11 Mart 2020'yi hepimiz sanırım hatırlıyoruz. Sağlık Bakanlığı tarafından resmi olarak Türkiye'de ilk Koronavirüs vakasına rastlandığı açıklandı ve herşey bu açıklama ile hızlı bir şekilde başladı... Hemen bir hafta sonrasında; ilk ve orta dereceli eğitim kurumları 1 hafta , üniversiteler 3 hafta süre ile eğitim iptal edildi.
17 Mart'ta ise ilk kötü haberi aldık. Virüs sebebi ile ilk Koronavirüs ölümü gerçekleşti. Hatırlar mısınız; o ilk ölüm haberini alınca nasıl da tedirgin bir şekilde, her akşam "acaba bugün kaç kişiyi kaybettik" diye üzüntü ile bekler olmuştuk.. Peki bugün? Kaç kişi eskisi gibi istatistiklere bakıyor acaba....
İlk sokağa çıkma yasağı ise büyülerimiz için (65 yaş üstü) 21 Mart tarihinde geldi.
Peki dünyada durum nasıldı? İtalya'da tüm ülke kırmızı bölge ilan edilerek salgının önüne geçilmeye çalışıldı ama İtalya'da durumlar hiç iç açıcı değildi. Sadece İtalya değil birçok Avrupa ülkesi virüse teslim bayrağı çekmek üzereydi.
Bu arada olimpiyatlar, Futbol Şampiyonaları, Şarkı yarışmaları ileri tarihlere ertelendi. Tüm dünyanın tek ortak gündemi COVID-19 olmuştu artık..

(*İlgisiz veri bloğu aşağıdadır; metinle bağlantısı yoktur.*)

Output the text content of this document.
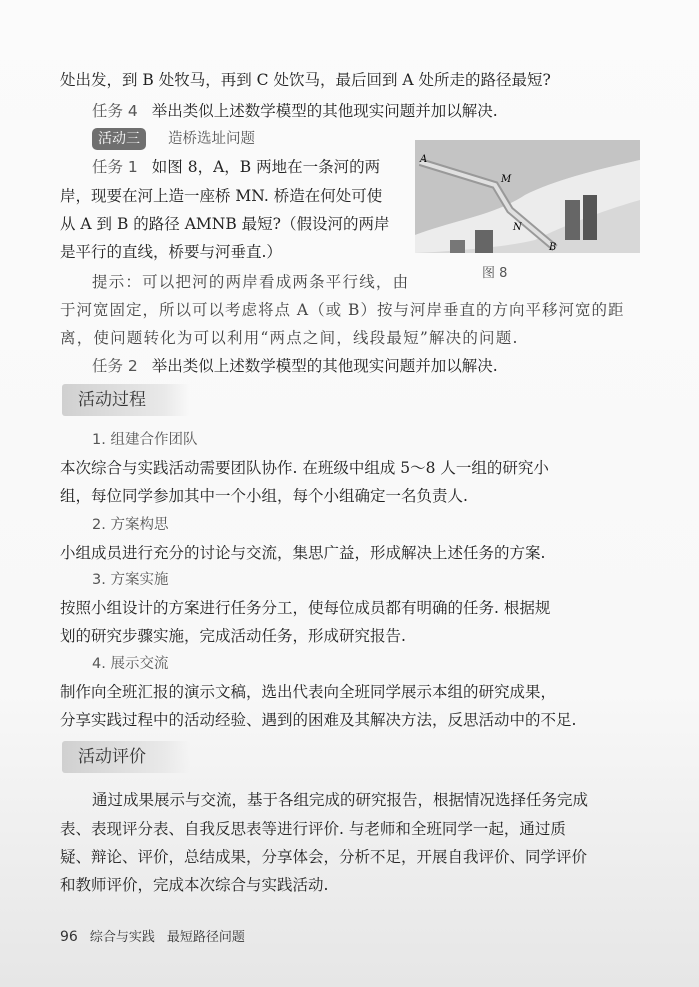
处出发，到 B 处牧马，再到 C 处饮马，最后回到 A 处所走的路径最短?
任务 4 举出类似上述数学模型的其他现实问题并加以解决.
活动三	造桥选址问题
任务 1 如图 8，A，B 两地在一条河的两
岸，现要在河上造一座桥 MN. 桥造在何处可使
从 A 到 B 的路径 AMNB 最短?（假设河的两岸
是平行的直线，桥要与河垂直.）
提示：可以把河的两岸看成两条平行线，由
于河宽固定，所以可以考虑将点 A（或 B）按与河岸垂直的方向平移河宽的距
离，使问题转化为可以利用“两点之间，线段最短”解决的问题.
任务 2 举出类似上述数学模型的其他现实问题并加以解决.
A
M
N
B
图 8
活动过程
1. 组建合作团队
本次综合与实践活动需要团队协作. 在班级中组成 5～8 人一组的研究小
组，每位同学参加其中一个小组，每个小组确定一名负责人.
2. 方案构思
小组成员进行充分的讨论与交流，集思广益，形成解决上述任务的方案.
3. 方案实施
按照小组设计的方案进行任务分工，使每位成员都有明确的任务. 根据规
划的研究步骤实施，完成活动任务，形成研究报告.
4. 展示交流
制作向全班汇报的演示文稿，选出代表向全班同学展示本组的研究成果，
分享实践过程中的活动经验、遇到的困难及其解决方法，反思活动中的不足.
活动评价
通过成果展示与交流，基于各组完成的研究报告，根据情况选择任务完成
表、表现评分表、自我反思表等进行评价. 与老师和全班同学一起，通过质
疑、辩论、评价，总结成果，分享体会，分析不足，开展自我评价、同学评价
和教师评价，完成本次综合与实践活动.
96 综合与实践 最短路径问题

Ayrıca dip not olarak yazalım; Mart ayında petrol fiyatları da son 20 yılın en düşük seviyesine indi.
Gördüğünüz gibi Mart ayı ciddi endişe, korku ve gelişmelerin yaşandığı bir ay oldu. Bununla birlikte, teknolojinin faydasını gördüğümüz, online hayatımıza da bu ay içerisinde geçiş yapıldı..
NİSAN 2020: Artık hiçbir şeyin eskisi gibi olmayacağını anlamaya başladığımız aylar geliyordu ve felaketlerin ardı arkası kesilmiyordu...
COVID-19 vaka sayılarının bu ay içerinde resmi olarak 2 milyonu aştığını öğrendik. Özellikle ABD'de durum çok ciddi seviyelere gelmişti.
Bu ay daha çok sokağa çıkma yasakları ile anılan bir aydı aslında, ilk önce 20 yaş altına, ardından herkes için haftasonu sokağa çıkma yasakları başladı. Bu dönem, çoğu kişinin aklında Luppo'nun efsaneler arasına girdiği günler olarakta, hafızalarda yerini aldı...
Mecburiyeti olanlar dışında evde kalmalar, stay home sloganı artık dünyanın her yerindeydi. Evde ekmek yapmadan tutunda insanların yeni hobiler edindiği, maharetlerini sergilediği aylar oldu bu dönem.
Tabi doğal afet ve felaketler ile ilginç haberlerin ardı arkası kesilmiyordu. Doğu Afrika'da başlayan çekirge istilası ile Asya ve Ortadoğu'da görülen karınca istilalarını da eklemek lazım listemize.
Araştırma yaparken bir sitede gördüm ve çok ilginç geldi. Sizlerle de paylaşayım istedim. ABD'de insanlar saç kestirme ihtiyacı için Nisan ayında ayaklanmışlar:-)) Bizde sanırım bu dönemlerde evde oğlumla saçlarımızı 3 numara yapmıştık ve kuaförlerin/berberlerin serbest bırakıldığı ilk günleri aklıma getirdi bu haber:-))
MAYIS 2020: Mayıs ayı belki de COVID-19 dışında neredeyse hiçbir şeyin olmadığı kısmen sakin bir ay oldu... Tek kayda geçen önemli haber ise ay sonuna doğru düşen Pakistan'a ait bir yolcu uçağı ve hayatını kaybeden 97 kişi oldu...
HAZİRAN 2020: Belki de yaz aylarının gelmesi ve havaların ısınması ile birlikte düşen vaka sayıları, çok aza inen ölümlerin ardından kontrollü normalleşme sürecine geçme dönemini başlattı. İnsanları sıcak havalarda evde tutmak gerçekten çok zor olacaktı ama bununda değerini sanırım pek bilemedik ki son aylarda ciddi sıkıntılar yine baş göstermeye başladı.
Korona harici bu ay içerisinde tüm dünyada protestolara sebep olan, ABD'de ki ırkçılık karşıtı gösteri ve protestolar bir anda yoldan çıktı. Black Lives Matter'ın ortaya çıkışına sebep olan George Floyd isimli siyahi vatandaşın bir polis yüzünden ölümüne sebep olan videoyu ve sonrasında ortaya çıkan protesto görüntülerini sanırım herkes hatırlıyordur....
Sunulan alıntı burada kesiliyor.